The Warren County Middle School Youth Act Club, in conjunction with McMinnville’s Breakfast Rotary Club, recently held a Purple Pinkie Day at Warren County Middle School.
Students at the school were asked to donate pennies to help eradicate polio worldwide. For their donation, Rotary member Rachel Killebrew painted their pinkies purple. Children in Third World counties who are vaccinated against the disease have their pinkies painted purple to signify they have been vaccinated, thus Purple Pinkie Day was born.
For 20 years, Rotary has had a vision of curing the world of polio. Billions of dollars have been spent. In Third World counties they send in teams to give children the polio vaccine. When they are vaccinated, their pinkies are painted purple.
While the United States is a polio-free country, others are not. In order to be considered polio free, a country must have no new polio cases for three years.
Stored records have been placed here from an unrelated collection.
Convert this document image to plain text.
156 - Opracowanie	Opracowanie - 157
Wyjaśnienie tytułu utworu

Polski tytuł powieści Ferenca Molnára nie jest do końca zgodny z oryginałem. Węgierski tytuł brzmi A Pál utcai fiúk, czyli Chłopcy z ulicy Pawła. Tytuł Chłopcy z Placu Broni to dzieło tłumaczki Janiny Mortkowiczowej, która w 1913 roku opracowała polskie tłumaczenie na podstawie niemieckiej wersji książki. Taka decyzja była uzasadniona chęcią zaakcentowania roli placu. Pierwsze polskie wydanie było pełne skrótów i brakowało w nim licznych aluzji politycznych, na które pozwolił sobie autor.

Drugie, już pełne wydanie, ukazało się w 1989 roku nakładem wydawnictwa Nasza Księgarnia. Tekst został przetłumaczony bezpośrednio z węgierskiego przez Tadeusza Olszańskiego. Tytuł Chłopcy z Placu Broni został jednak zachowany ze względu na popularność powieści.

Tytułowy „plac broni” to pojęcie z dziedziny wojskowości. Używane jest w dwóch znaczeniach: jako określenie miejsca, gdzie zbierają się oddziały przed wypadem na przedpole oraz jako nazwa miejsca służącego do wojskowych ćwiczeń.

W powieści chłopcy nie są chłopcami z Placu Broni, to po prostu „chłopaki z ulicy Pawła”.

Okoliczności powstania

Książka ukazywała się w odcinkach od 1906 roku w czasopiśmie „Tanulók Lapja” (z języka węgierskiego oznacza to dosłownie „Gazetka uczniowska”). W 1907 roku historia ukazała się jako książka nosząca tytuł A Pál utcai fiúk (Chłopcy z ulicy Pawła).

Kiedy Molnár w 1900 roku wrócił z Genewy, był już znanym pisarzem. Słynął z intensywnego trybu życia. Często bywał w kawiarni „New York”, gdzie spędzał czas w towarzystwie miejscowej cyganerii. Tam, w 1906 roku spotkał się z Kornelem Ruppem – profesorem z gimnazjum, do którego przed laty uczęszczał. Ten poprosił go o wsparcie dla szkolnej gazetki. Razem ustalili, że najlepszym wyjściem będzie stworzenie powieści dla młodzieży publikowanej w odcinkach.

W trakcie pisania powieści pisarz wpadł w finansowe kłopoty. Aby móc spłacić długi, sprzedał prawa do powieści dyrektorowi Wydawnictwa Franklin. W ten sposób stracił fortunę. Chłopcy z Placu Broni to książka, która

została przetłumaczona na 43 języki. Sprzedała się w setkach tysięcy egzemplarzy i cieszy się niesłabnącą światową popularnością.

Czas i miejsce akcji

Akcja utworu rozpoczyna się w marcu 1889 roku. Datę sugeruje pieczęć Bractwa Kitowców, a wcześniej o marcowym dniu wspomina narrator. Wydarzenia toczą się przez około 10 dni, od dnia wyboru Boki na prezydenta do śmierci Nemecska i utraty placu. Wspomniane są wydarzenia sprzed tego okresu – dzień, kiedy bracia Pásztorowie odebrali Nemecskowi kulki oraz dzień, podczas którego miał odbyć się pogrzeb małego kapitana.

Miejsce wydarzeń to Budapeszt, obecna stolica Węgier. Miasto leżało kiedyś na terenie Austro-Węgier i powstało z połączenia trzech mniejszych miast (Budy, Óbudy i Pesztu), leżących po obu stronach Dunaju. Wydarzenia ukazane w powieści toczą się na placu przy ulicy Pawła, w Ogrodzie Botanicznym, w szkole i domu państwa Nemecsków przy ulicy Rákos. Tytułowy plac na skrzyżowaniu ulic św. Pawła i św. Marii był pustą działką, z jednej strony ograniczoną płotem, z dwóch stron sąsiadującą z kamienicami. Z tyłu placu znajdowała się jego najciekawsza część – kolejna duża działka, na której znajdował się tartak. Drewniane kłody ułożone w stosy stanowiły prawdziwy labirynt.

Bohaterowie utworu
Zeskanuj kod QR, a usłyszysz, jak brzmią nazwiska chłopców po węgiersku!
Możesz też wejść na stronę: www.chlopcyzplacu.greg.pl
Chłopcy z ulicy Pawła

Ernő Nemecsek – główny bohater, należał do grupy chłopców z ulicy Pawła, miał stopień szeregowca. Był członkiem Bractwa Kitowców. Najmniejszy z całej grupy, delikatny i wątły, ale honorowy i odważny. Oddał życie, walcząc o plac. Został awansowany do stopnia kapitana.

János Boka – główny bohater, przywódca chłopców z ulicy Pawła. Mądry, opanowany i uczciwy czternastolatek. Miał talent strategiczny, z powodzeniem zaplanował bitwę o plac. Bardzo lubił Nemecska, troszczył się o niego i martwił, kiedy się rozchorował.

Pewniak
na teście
Pakistan, Afghanistan and Nigeria are not polio free.
“We do activities like this one to remind people there are countries that still have the disease,” said Killebrew. “People go to those countries all the time, so polio is only one flight away. If we don’t continue to inoculate our children, we could see polio in this country.”
Along with fundraisers, each Rotarian member donates $40 a year into a fund for the inoculation push in countries were polio still exists. With only three countries remaining, Rotary says its 99 percent toward its goal of eradicating the crippling childhood disease.
“We want 100 percent eradication,” said Killebrew. “Seeing children affected by polio is heartbreaking, given the fact it is preventable. We have to continue this push for the children. We want a world that’s polio free. We want that last 1 percent.”
Susan Barrett, sponsor of Youth Act, reported between 50 and 60 students donated $81.83 during the event to help in the effort to eradicate polio.